Per qualche mese riuscì a mantenere questo comportamento rigido, che altri apprezzavano, che altri auspicavano e che finalmente leggevano in lui, ma che lo rendeva ogni attimo che passava più vecchio e più stanco, di una stanchezza senza fine. Poi, una sera, per strada, da una finestra aperta il suono insinuante di un violino scese fino a lui, l'avvolse, ne saturò ogni vuoto e ancora una volta accanto gli apparve il suo colorato Uccello della coscienza. Ancora una volta l'ebbrezza dell'unione e del Tutto assoluto lo travolsero e lo ridussero, barcollante e felice in un portone, dove celare quell'attimo di pura estasi ai passanti curiosi. Quelle poche note erano state sufficienti perché la via fosse nuovamente abbandonata e si aprisse sotto i suoi piedi il baratro vorticoso e travolgente della passione. Una volta solo, ancora una volta solo, corse a casa, si chiuse dentro, si negò agli amici, agli altri, non volle che niente lo distogliesse dalla riflessione che gli urgeva dentro.
Vanamente squillò il telefono, più e più volte, troppe forse, bussarono alla sua porta: non rispondeva a nessuno. Qualcuno pensò che forse si stava lasciando morire e solo allora si ricordarono della profondità del silenzio dei suoi occhi, anche quando rideva. Qualcuno sperò che fosse fuggito lontano, per dimenticare tutto, per ricominciare di nuovo. Poi, pian piano smisero di cercarlo e iniziarono a pensare che cose così capitano a chi meno te lo aspetti. Scordavano di aggiungere che succede sempre quando si costringe ad adeguarsi al sentire comune e ad essere diversi da ciò che siamo. Allora il cuore scoppia e scende il buio.

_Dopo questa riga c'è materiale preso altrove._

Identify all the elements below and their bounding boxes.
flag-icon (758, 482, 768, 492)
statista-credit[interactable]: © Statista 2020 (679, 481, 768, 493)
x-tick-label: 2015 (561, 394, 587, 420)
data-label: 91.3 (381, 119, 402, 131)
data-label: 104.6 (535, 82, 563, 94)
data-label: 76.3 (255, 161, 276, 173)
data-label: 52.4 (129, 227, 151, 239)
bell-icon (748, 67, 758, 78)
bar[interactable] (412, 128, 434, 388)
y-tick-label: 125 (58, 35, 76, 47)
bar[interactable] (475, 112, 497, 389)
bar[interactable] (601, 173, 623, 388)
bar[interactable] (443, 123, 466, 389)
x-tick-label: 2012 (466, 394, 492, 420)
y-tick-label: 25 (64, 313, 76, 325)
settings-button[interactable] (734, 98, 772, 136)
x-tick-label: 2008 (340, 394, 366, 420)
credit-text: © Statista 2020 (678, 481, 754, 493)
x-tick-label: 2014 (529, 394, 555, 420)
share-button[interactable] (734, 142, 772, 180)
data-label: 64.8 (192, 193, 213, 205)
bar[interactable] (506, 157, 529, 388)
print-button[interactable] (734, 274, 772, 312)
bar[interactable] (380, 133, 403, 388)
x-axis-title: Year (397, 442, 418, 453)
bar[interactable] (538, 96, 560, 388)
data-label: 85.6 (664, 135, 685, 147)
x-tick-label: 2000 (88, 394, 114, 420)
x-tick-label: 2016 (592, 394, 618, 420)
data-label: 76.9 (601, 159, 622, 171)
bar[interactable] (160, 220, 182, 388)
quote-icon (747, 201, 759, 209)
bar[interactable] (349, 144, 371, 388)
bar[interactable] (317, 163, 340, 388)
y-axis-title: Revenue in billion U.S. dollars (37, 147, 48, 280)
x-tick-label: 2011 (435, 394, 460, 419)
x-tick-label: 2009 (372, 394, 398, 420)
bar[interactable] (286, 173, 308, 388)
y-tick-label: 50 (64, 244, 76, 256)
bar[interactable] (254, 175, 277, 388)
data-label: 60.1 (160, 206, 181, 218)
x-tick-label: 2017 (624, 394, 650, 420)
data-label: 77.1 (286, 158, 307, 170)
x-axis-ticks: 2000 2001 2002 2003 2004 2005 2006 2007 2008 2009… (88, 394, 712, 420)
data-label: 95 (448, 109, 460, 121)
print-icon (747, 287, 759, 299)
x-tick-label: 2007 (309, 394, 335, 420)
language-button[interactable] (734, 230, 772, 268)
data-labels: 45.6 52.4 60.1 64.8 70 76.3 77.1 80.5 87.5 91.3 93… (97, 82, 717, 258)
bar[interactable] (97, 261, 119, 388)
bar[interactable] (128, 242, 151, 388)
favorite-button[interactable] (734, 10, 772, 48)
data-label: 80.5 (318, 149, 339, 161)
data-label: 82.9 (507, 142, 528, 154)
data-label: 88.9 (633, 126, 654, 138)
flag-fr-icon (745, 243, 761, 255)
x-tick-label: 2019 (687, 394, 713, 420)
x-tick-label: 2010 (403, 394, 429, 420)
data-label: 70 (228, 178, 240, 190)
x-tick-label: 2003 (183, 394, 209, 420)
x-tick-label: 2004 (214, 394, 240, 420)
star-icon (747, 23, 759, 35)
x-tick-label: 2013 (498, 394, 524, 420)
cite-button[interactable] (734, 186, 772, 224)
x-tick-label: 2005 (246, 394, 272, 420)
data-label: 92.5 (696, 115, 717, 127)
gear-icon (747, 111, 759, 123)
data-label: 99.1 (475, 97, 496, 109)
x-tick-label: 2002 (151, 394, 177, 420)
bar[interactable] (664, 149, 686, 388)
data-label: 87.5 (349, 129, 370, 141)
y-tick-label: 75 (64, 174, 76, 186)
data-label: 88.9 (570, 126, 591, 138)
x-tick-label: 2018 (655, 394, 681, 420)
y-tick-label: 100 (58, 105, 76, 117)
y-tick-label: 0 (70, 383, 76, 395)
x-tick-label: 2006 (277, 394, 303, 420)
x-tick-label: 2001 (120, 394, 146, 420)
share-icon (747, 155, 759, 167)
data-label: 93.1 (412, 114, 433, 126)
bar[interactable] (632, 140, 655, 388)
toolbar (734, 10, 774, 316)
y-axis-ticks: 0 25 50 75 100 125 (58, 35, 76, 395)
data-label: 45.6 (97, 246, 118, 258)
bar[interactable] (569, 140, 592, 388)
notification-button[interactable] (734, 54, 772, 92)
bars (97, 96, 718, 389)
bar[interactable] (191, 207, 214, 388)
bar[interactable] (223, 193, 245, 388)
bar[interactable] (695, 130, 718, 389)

Finalmente solo, ma che forse non lo era sempre stato, poté immergersi nelle parole di Sofocle, perdersi in quelle di Cecov e ritrovarsi con Dante fuori dalla selva oscura, mentre la musica saturava la stanza e vorticava intorno con la stessa furia di un tornado. Come sperava alla sua finestra picchiò l'altro suo sé e l'Uccello del Paradiso tornò ancora una volta. Ma ora era pronto e non si sarebbe fatto giocare, era deciso alla riscossa. Avvenne la trasformazione, ma ora l'uomo era indissolubilmente uno, unico, indivisibile, non avrebbe più sopportato per nessun motivo, per nessuna giustificazione, per gli altri, di non essere ciò che sentiva di essere, ciò che sapeva di dover essere. Non importava cosa avrebbero detto di lui, ora sapeva che non avrebbe mai più perso sé stesso e la vita.
E l'Uccello volò via, cantando nella notte, ora sì, finalmente libero.